I compile it as follows:

g++ -I. -O2 -Iinclude samples/wasm.cc -o wasm -lv8_monolith -Lout.gn/x64.release.sample/obj/ -pthread -std=c++17

On execution with time ./wasm, I get execution times between 4.9s and 5.1s - almost triple that of in-Chrome/WasmFiddle execution! Did I miss anything? Maybe some optimization switches? This result is perfectly reproducible and I have even tested various different versions of the V8 library - still the same result.

Solution

Ah, the joys of microbenchmarking :-)

V8 has two compilers for Wasm: a non-optimizing baseline compiler that produces code really fast, and an optimizing compiler that takes quite a bit longer to produce code, but that code is typically about twice as fast. When a module is loaded, current versions first compile all functions with the baseline compiler. Once that's done, execution can start, and optimized compilation jobs are scheduled to run in the background. When an optimized compilation job is complete, the respective function's code is swapped, and the next invocation of the function will use it. (The details here will very likely change in the future, but the general principle will remain.) That way, typical applications get both good startup latency, and good peak performance.

But, as with any heuristic or strategy, you can craft a case where it gets it wrong...

In your benchmark, each function is called only once. In the fast cases, optimizing kernel finishes before init returns. In the slow cases, kernel is called before its optimized compilation job is done, so its baseline version runs. Apparently when embedding V8 directly, you reliably get the latter scenario, whereas when running via WasmFiddle in Chrome, you get the former most of the time, but not always.

I can't explain why your custom embedding runs are even slower than the slow case in Chrome; I'm not seeing that on my machine (OTOH, in Chrome, I'm seeing an even bigger delta: about 1100ms for a fast run and 4400ms for a slow run); however I used the d8 shell instead of compiling my own embedding. One thing that's different is that when measuring with time on the command line, you include process startup and initialization, which the Date.now() calls around main() don't include. But that should only account for 10-50 milliseconds or so, not for a 3.6s → 5.0s difference.

While this situation might look quite unfortunate for your microbenchmark, it is generally working as intended, i.e. not a bug, and hence unlikely to change on V8's side. There are several things you can do to make the benchmark more reflective of real-world behavior (assuming this one doesn't exactly represent some real application you have):

execute functions multiple times; you'll see that the first run will be slower (or, depending on function size and module size and number of available CPU cores and scheduling luck, the first few runs)

wait a bit before calling the hottest functions, e.g. by doing

var wasmModule = new WebAssembly.Module(wasmCode);
var wasmInstance = new WebAssembly.Instance(wasmModule, wasmImports);
window.setTimeout(() => {
  var a = Date.now();
  wasmInstance.exports.main();
  var b = Date.now();
  log(b-a);
}, 10);

In my tests with d8 I've found that even a silly busy-wait did the trick:

let wait = Date.now() + 10;
while (Date.now() < wait) {}
instance.exports.main();

generally make the benchmark bigger and more complex: have and execute more different functions, don't just spend 99% of the time in a single line.

(FWIW, the earliest V8 versions that supported WebAssembly had no tiering, only optimized compilation.

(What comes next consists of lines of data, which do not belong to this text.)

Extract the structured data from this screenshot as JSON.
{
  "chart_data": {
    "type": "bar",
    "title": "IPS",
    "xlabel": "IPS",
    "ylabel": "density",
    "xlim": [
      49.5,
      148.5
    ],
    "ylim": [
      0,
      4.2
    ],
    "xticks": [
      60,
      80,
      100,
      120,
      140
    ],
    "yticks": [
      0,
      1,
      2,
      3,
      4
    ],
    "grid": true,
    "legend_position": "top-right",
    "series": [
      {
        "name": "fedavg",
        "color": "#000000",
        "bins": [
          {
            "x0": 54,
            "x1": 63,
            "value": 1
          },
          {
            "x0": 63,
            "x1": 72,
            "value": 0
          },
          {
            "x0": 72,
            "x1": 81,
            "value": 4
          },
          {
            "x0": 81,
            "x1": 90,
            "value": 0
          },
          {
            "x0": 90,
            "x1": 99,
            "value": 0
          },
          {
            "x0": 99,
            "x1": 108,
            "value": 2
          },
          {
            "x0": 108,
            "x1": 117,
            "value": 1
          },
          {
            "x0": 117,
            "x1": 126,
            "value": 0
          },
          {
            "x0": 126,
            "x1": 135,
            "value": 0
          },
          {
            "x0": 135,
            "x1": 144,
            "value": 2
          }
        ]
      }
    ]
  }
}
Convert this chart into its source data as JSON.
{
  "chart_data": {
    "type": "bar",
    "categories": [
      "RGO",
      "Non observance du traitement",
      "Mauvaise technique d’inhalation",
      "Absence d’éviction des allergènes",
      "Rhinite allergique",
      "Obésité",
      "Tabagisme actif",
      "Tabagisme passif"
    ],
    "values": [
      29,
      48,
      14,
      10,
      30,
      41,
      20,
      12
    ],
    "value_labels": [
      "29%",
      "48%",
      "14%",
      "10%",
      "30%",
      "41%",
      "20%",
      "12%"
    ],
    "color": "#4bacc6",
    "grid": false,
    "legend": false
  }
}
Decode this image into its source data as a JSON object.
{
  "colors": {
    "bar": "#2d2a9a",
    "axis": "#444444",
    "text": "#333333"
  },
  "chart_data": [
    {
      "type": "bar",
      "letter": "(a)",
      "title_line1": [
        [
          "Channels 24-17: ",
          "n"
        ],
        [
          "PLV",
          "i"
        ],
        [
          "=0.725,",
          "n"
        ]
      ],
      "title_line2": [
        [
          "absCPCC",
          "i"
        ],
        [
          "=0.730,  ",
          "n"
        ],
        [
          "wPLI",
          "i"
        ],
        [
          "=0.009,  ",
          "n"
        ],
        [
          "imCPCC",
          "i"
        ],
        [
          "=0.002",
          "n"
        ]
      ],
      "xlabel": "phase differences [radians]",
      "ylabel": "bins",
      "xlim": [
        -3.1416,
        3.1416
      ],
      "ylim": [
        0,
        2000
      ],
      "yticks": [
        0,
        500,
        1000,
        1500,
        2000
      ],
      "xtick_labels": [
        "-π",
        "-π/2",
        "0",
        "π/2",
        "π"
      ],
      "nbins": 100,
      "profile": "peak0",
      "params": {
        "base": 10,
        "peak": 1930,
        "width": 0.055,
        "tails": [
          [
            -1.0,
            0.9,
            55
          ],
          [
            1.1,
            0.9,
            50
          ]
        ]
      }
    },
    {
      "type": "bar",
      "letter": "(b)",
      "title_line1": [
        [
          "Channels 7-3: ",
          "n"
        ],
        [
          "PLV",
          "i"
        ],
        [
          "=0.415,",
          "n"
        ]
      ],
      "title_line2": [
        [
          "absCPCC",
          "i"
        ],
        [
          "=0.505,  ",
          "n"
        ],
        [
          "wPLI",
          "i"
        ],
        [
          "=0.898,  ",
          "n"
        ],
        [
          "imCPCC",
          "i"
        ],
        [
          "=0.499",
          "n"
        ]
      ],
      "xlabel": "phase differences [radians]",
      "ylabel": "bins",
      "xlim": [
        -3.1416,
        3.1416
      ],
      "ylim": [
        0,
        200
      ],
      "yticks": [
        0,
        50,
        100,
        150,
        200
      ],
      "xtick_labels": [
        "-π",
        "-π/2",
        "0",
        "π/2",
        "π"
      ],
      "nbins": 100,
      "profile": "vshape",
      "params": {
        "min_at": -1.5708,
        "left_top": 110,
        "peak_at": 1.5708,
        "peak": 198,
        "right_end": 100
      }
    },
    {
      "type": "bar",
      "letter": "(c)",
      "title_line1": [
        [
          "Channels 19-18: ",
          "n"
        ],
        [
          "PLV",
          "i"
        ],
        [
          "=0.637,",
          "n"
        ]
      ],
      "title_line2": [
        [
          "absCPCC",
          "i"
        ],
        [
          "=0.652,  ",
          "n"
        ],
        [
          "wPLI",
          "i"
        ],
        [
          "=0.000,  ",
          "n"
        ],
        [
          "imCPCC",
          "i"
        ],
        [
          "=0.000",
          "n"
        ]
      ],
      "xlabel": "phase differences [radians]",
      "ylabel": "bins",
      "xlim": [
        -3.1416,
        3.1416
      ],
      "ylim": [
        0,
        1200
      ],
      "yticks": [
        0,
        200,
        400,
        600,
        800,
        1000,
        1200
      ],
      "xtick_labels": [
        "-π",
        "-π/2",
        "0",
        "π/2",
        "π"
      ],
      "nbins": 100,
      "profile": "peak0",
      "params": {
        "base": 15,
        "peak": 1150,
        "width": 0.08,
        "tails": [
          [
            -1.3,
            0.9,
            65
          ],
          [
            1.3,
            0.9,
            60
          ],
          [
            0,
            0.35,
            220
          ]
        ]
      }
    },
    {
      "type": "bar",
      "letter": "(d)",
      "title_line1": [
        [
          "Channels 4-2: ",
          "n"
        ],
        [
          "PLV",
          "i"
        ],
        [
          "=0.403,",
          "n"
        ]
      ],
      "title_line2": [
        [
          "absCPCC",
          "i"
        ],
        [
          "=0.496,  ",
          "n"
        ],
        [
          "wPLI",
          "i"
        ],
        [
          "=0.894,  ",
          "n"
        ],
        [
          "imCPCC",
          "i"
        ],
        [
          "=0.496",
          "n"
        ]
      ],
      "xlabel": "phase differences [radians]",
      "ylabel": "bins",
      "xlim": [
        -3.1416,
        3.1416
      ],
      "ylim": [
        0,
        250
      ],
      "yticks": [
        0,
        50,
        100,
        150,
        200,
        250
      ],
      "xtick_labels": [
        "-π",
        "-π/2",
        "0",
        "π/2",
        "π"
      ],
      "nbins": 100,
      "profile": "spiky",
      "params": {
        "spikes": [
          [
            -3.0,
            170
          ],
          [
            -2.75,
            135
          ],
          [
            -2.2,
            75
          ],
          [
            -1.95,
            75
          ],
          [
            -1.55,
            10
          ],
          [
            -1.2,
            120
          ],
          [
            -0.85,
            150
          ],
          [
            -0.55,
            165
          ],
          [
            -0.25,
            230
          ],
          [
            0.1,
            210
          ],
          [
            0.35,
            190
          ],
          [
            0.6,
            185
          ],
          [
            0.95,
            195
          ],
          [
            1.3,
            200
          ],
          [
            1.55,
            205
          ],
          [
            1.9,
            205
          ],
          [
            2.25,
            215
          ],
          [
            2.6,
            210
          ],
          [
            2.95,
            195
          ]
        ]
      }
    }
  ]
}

So modules always had to wait for that to finish. It was not a good user experience; for large modules the wait time could be tens of seconds. Having a baseline compiler is quite clearly the better solution overall, even if it comes at the cost of not having maximum performance available immediately. Looking good on artificial one-liners is not what matters in practice; providing a good user experience for large real-world applications matters.)